Code for How to Extract YouTube Data in Python Tutorial


View on Github

extract_video_info.py

from requests_html import HTMLSession
from bs4 import BeautifulSoup as bs
import re
import json

# init session
session = HTMLSession()


def get_video_info(url):
    # download HTML code
    response = session.get(url)
    # execute Javascript
    response.html.render(timeout=60)
    # create beautiful soup object to parse HTML
    soup = bs(response.html.html, "html.parser")
    # open("index.html", "w").write(response.html.html)
    # initialize the result
    result = {}
    # video title
    result["title"] = soup.find("meta", itemprop="name")['content']
    # video views
    result["views"] = soup.find("meta", itemprop="interactionCount")['content']
    # video description
    result["description"] = soup.find("meta", itemprop="description")['content']
    # date published
    result["date_published"] = soup.find("meta", itemprop="datePublished")['content']
    # get the duration of the video
    result["duration"] = soup.find("span", {"class": "ytp-time-duration"}).text
    # get the video tags
    result["tags"] = ', '.join([ meta.attrs.get("content") for meta in soup.find_all("meta", {"property": "og:video:tag"}) ])

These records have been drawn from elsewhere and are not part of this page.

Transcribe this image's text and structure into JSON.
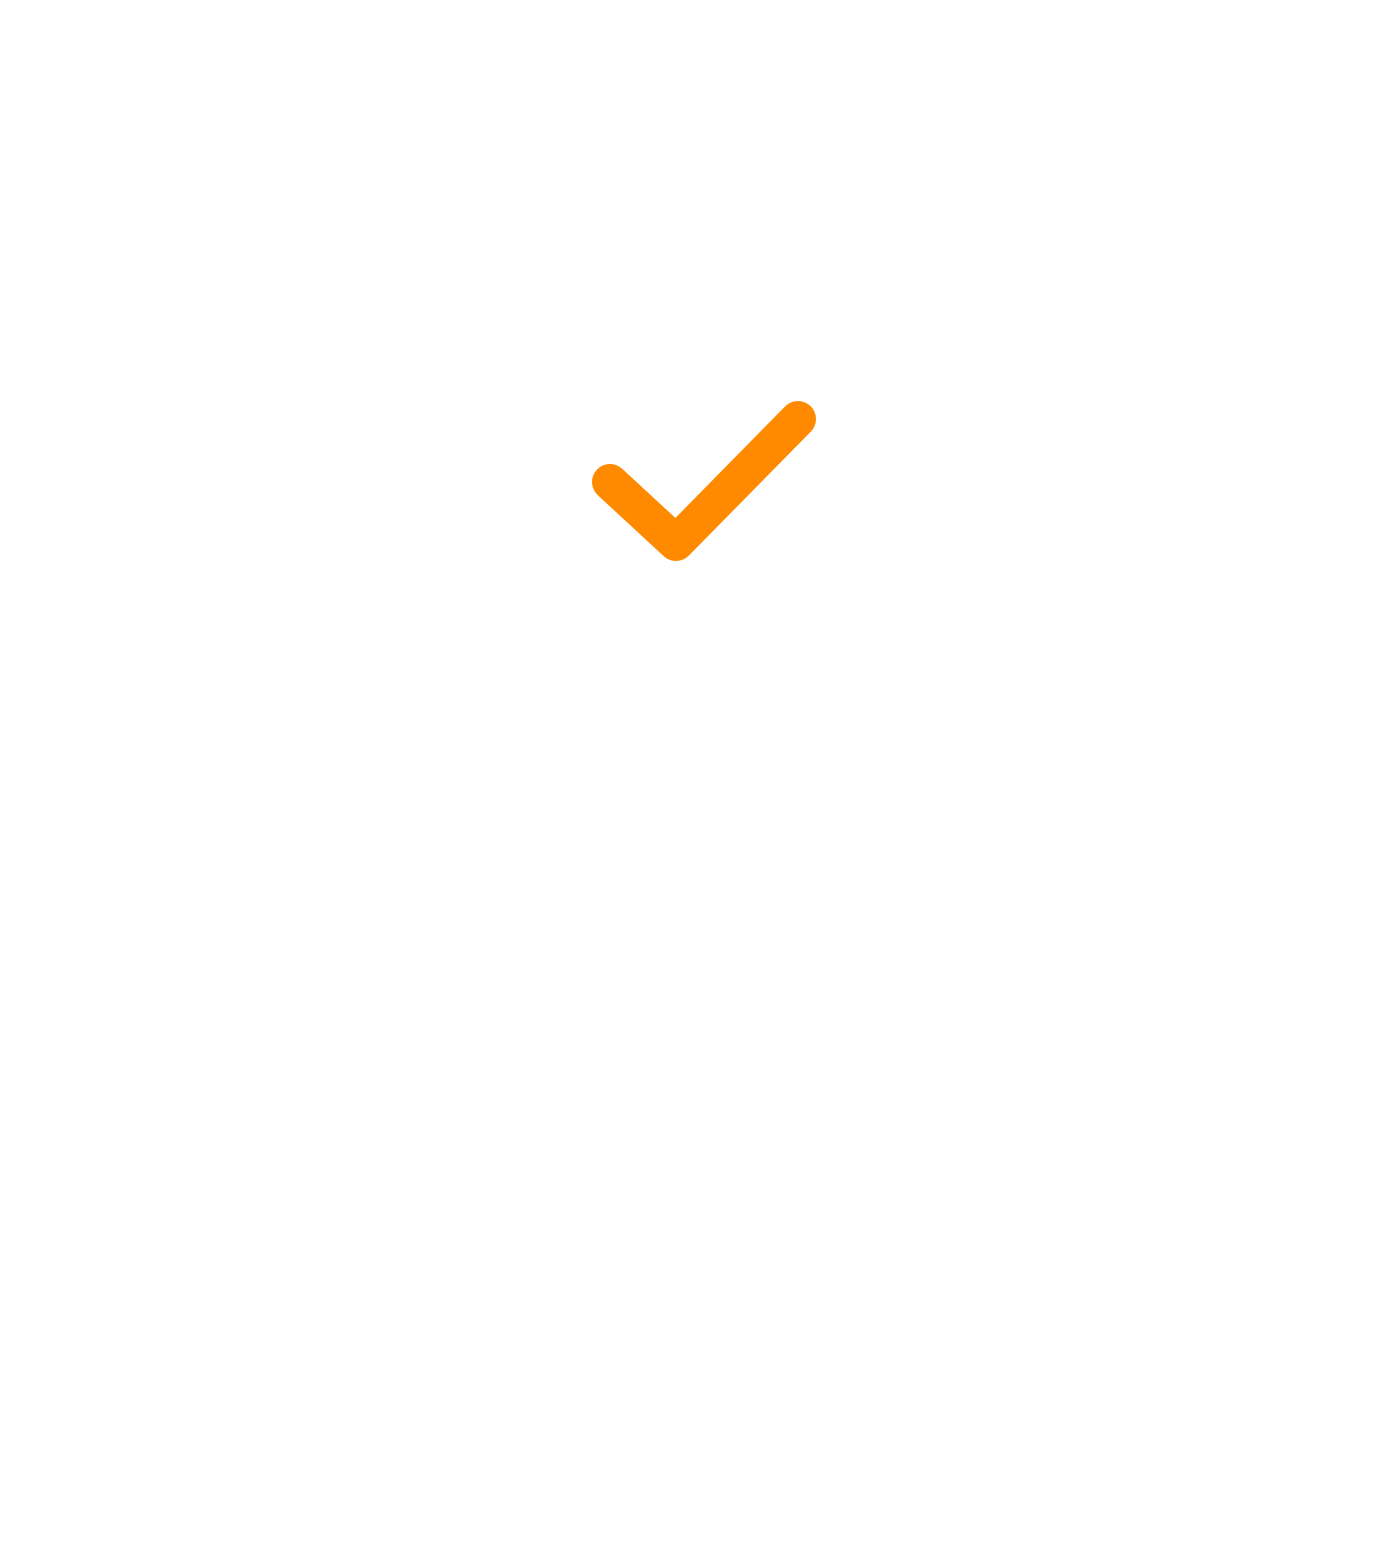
{
  "icon": {
    "name": "check-icon",
    "color": "#FF8A00"
  },
  "background_color": "#FFFFFF"
}
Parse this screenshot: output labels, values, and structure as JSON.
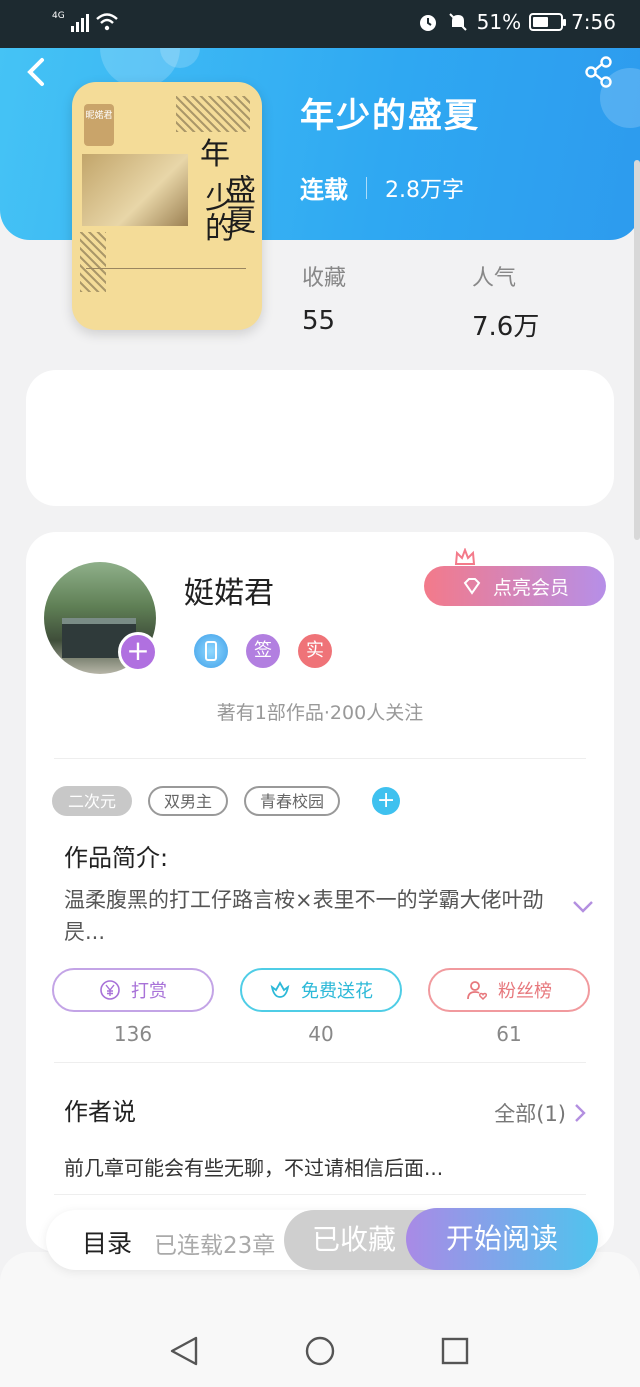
{
  "status_bar": {
    "network": "4G",
    "battery": "51%",
    "time": "7:56"
  },
  "book": {
    "title": "年少的盛夏",
    "status": "连载",
    "word_count": "2.8万字",
    "cover": {
      "publisher_mark": "昵婼君",
      "line1": "年",
      "line2": "盛夏",
      "line3": "少的"
    },
    "stats": [
      {
        "label": "收藏",
        "value": "55"
      },
      {
        "label": "人气",
        "value": "7.6万"
      }
    ]
  },
  "author": {
    "name": "娗婼君",
    "vip_label": "点亮会员",
    "badges": {
      "sign": "签",
      "real": "实"
    },
    "works_summary": "著有1部作品·200人关注"
  },
  "tags": [
    "二次元",
    "双男主",
    "青春校园"
  ],
  "intro": {
    "heading": "作品简介:",
    "text": "温柔腹黑的打工仔路言桉×表里不一的学霸大佬叶劭昃..."
  },
  "actions": [
    {
      "label": "打赏",
      "count": "136"
    },
    {
      "label": "免费送花",
      "count": "40"
    },
    {
      "label": "粉丝榜",
      "count": "61"
    }
  ],
  "author_says": {
    "heading": "作者说",
    "more": "全部(1)",
    "text": "前几章可能会有些无聊，不过请相信后面..."
  },
  "bottom_bar": {
    "toc": "目录",
    "chapters": "已连载23章",
    "favorited": "已收藏",
    "start_reading": "开始阅读"
  },
  "colors": {
    "header_blue": "#2fa8f2",
    "accent_purple": "#b070e0",
    "accent_cyan": "#3fc1ef",
    "accent_pink": "#ef7378"
  }
}
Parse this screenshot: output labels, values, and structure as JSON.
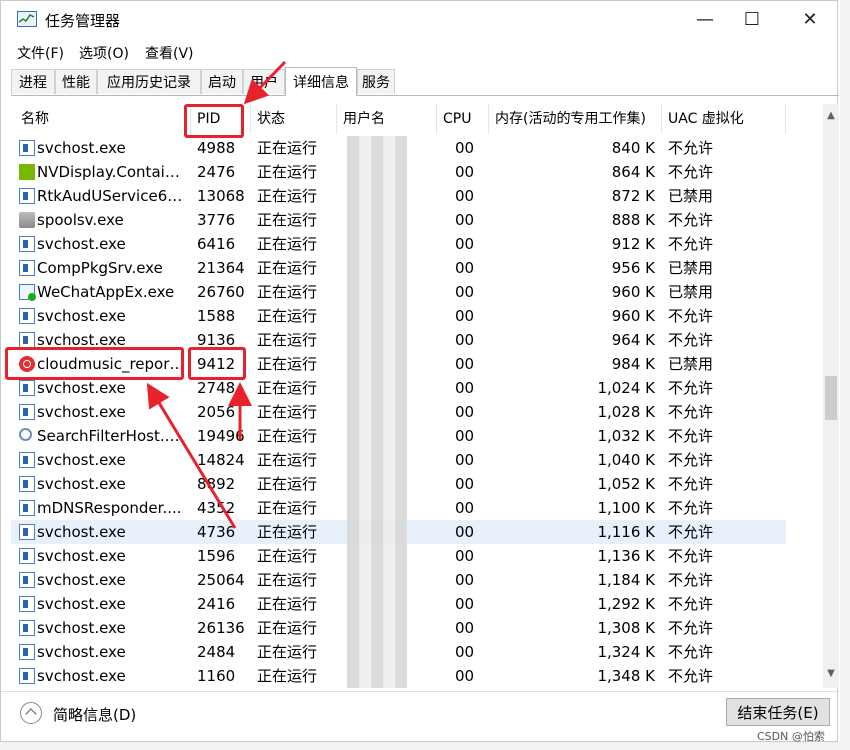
{
  "window": {
    "title": "任务管理器",
    "controls": {
      "minimize": "—",
      "maximize": "☐",
      "close": "✕"
    }
  },
  "menu": [
    "文件(F)",
    "选项(O)",
    "查看(V)"
  ],
  "tabs": [
    {
      "label": "进程",
      "active": false
    },
    {
      "label": "性能",
      "active": false
    },
    {
      "label": "应用历史记录",
      "active": false
    },
    {
      "label": "启动",
      "active": false
    },
    {
      "label": "用户",
      "active": false
    },
    {
      "label": "详细信息",
      "active": true
    },
    {
      "label": "服务",
      "active": false
    }
  ],
  "columns": {
    "name": "名称",
    "pid": "PID",
    "status": "状态",
    "user": "用户名",
    "cpu": "CPU",
    "memory": "内存(活动的专用工作集)",
    "uac": "UAC 虚拟化"
  },
  "rows": [
    {
      "name": "svchost.exe",
      "icon": "exe-icon",
      "pid": "4988",
      "status": "正在运行",
      "cpu": "00",
      "memory": "840 K",
      "uac": "不允许"
    },
    {
      "name": "NVDisplay.Contain...",
      "icon": "nvidia-icon",
      "pid": "2476",
      "status": "正在运行",
      "cpu": "00",
      "memory": "864 K",
      "uac": "不允许"
    },
    {
      "name": "RtkAudUService64....",
      "icon": "exe-icon",
      "pid": "13068",
      "status": "正在运行",
      "cpu": "00",
      "memory": "872 K",
      "uac": "已禁用"
    },
    {
      "name": "spoolsv.exe",
      "icon": "printer-icon",
      "pid": "3776",
      "status": "正在运行",
      "cpu": "00",
      "memory": "888 K",
      "uac": "不允许"
    },
    {
      "name": "svchost.exe",
      "icon": "exe-icon",
      "pid": "6416",
      "status": "正在运行",
      "cpu": "00",
      "memory": "912 K",
      "uac": "不允许"
    },
    {
      "name": "CompPkgSrv.exe",
      "icon": "exe-icon",
      "pid": "21364",
      "status": "正在运行",
      "cpu": "00",
      "memory": "956 K",
      "uac": "已禁用"
    },
    {
      "name": "WeChatAppEx.exe",
      "icon": "wechat-icon",
      "pid": "26760",
      "status": "正在运行",
      "cpu": "00",
      "memory": "960 K",
      "uac": "已禁用"
    },
    {
      "name": "svchost.exe",
      "icon": "exe-icon",
      "pid": "1588",
      "status": "正在运行",
      "cpu": "00",
      "memory": "960 K",
      "uac": "不允许"
    },
    {
      "name": "svchost.exe",
      "icon": "exe-icon",
      "pid": "9136",
      "status": "正在运行",
      "cpu": "00",
      "memory": "964 K",
      "uac": "不允许"
    },
    {
      "name": "cloudmusic_report...",
      "icon": "netease-music-icon",
      "pid": "9412",
      "status": "正在运行",
      "cpu": "00",
      "memory": "984 K",
      "uac": "已禁用"
    },
    {
      "name": "svchost.exe",
      "icon": "exe-icon",
      "pid": "2748",
      "status": "正在运行",
      "cpu": "00",
      "memory": "1,024 K",
      "uac": "不允许"
    },
    {
      "name": "svchost.exe",
      "icon": "exe-icon",
      "pid": "2056",
      "status": "正在运行",
      "cpu": "00",
      "memory": "1,028 K",
      "uac": "不允许"
    },
    {
      "name": "SearchFilterHost.e...",
      "icon": "search-icon",
      "pid": "19496",
      "status": "正在运行",
      "cpu": "00",
      "memory": "1,032 K",
      "uac": "不允许"
    },
    {
      "name": "svchost.exe",
      "icon": "exe-icon",
      "pid": "14824",
      "status": "正在运行",
      "cpu": "00",
      "memory": "1,040 K",
      "uac": "不允许"
    },
    {
      "name": "svchost.exe",
      "icon": "exe-icon",
      "pid": "8892",
      "status": "正在运行",
      "cpu": "00",
      "memory": "1,052 K",
      "uac": "不允许"
    },
    {
      "name": "mDNSResponder....",
      "icon": "exe-icon",
      "pid": "4352",
      "status": "正在运行",
      "cpu": "00",
      "memory": "1,100 K",
      "uac": "不允许"
    },
    {
      "name": "svchost.exe",
      "icon": "exe-icon",
      "pid": "4736",
      "status": "正在运行",
      "cpu": "00",
      "memory": "1,116 K",
      "uac": "不允许",
      "selected": true
    },
    {
      "name": "svchost.exe",
      "icon": "exe-icon",
      "pid": "1596",
      "status": "正在运行",
      "cpu": "00",
      "memory": "1,136 K",
      "uac": "不允许"
    },
    {
      "name": "svchost.exe",
      "icon": "exe-icon",
      "pid": "25064",
      "status": "正在运行",
      "cpu": "00",
      "memory": "1,184 K",
      "uac": "不允许"
    },
    {
      "name": "svchost.exe",
      "icon": "exe-icon",
      "pid": "2416",
      "status": "正在运行",
      "cpu": "00",
      "memory": "1,292 K",
      "uac": "不允许"
    },
    {
      "name": "svchost.exe",
      "icon": "exe-icon",
      "pid": "26136",
      "status": "正在运行",
      "cpu": "00",
      "memory": "1,308 K",
      "uac": "不允许"
    },
    {
      "name": "svchost.exe",
      "icon": "exe-icon",
      "pid": "2484",
      "status": "正在运行",
      "cpu": "00",
      "memory": "1,324 K",
      "uac": "不允许"
    },
    {
      "name": "svchost.exe",
      "icon": "exe-icon",
      "pid": "1160",
      "status": "正在运行",
      "cpu": "00",
      "memory": "1,348 K",
      "uac": "不允许"
    }
  ],
  "footer": {
    "fewer_details": "简略信息(D)",
    "end_task": "结束任务(E)"
  },
  "watermark": "CSDN @怕索",
  "colors": {
    "annotation": "#e8222a",
    "selected_row": "#e8f1fb"
  }
}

    # Additional video and channel information (with help from: https://stackoverflow.com/a/68262735)
    data = re.search(r"var ytInitialData = ({.*?});", soup.prettify()).group(1)
    data_json = json.loads(data)
    videoPrimaryInfoRenderer = data_json['contents']['twoColumnWatchNextResults']['results']['results']['contents'][0]['videoPrimaryInfoRenderer']
    videoSecondaryInfoRenderer = data_json['contents']['twoColumnWatchNextResults']['results']['results']['contents'][1]['videoSecondaryInfoRenderer']
    # number of likes
    likes_label = videoPrimaryInfoRenderer['videoActions']['menuRenderer']['topLevelButtons'][0]['toggleButtonRenderer']['defaultText']['accessibility']['accessibilityData']['label'] # "No likes" or "###,### likes"
    likes_str = likes_label.split(' ')[0].replace(',','')
    result["likes"] = '0' if likes_str == 'No' else likes_str
    # number of likes (old way) doesn't always work
    # text_yt_formatted_strings = soup.find_all("yt-formatted-string", {"id": "text", "class": "ytd-toggle-button-renderer"})
    # result["likes"] = ''.join([ c for c in text_yt_formatted_strings[0].attrs.get("aria-label") if c.isdigit() ])
    # result["likes"] = 0 if result['likes'] == '' else int(result['likes'])
    # number of dislikes - YouTube does not publish this anymore...
    # result["dislikes"] = ''.join([ c for c in text_yt_formatted_strings[1].attrs.get("aria-label") if c.isdigit() ])	
    # result["dislikes"] = '0' if result['dislikes'] == '' else result['dislikes']
    result['dislikes'] = 'UNKNOWN'
    # channel details
    channel_tag = soup.find("meta", itemprop="channelId")['content']
    # channel name
    channel_name = soup.find("span", itemprop="author").next.next['content']
    # channel URL
    # channel_url = soup.find("span", itemprop="author").next['href']
    channel_url = f"https://www.youtube.com/{channel_tag}"
    # number of subscribers as str
    channel_subscribers = videoSecondaryInfoRenderer['owner']['videoOwnerRenderer']['subscriberCountText']['accessibility']['accessibilityData']['label']
    # channel details (old way)
    # channel_tag = soup.find("yt-formatted-string", {"class": "ytd-channel-name"}).find("a")
    # # channel name (old way)
    # channel_name = channel_tag.text
    # # channel URL (old way)
    # channel_url = f"https://www.youtube.com{channel_tag['href']}"
    # number of subscribers as str (old way)
    # channel_subscribers = soup.find("yt-formatted-string", {"id": "owner-sub-count"}).text.strip()
    result['channel'] = {'name': channel_name, 'url': channel_url, 'subscribers': channel_subscribers}
    return result

if __name__ == "__main__":
    import argparse
    parser = argparse.ArgumentParser(description="YouTube Video Data Extractor")
    parser.add_argument("url", help="URL of the YouTube video")

    args = parser.parse_args()
    # parse the video URL from command line
    url = args.url
    
    data = get_video_info(url)

    # print in nice format
    print(f"Title: {data['title']}")
    print(f"Views: {data['views']}")
    print(f"Published at: {data['date_published']}")
    print(f"Video Duration: {data['duration']}")
    print(f"Video tags: {data['tags']}")
    print(f"Likes: {data['likes']}")
    print(f"Dislikes: {data['dislikes']}")
    print(f"\nDescription: {data['description']}\n")
    print(f"\nChannel Name: {data['channel']['name']}")
    print(f"Channel URL: {data['channel']['url']}")
    print(f"Channel Subscribers: {data['channel']['subscribers']}")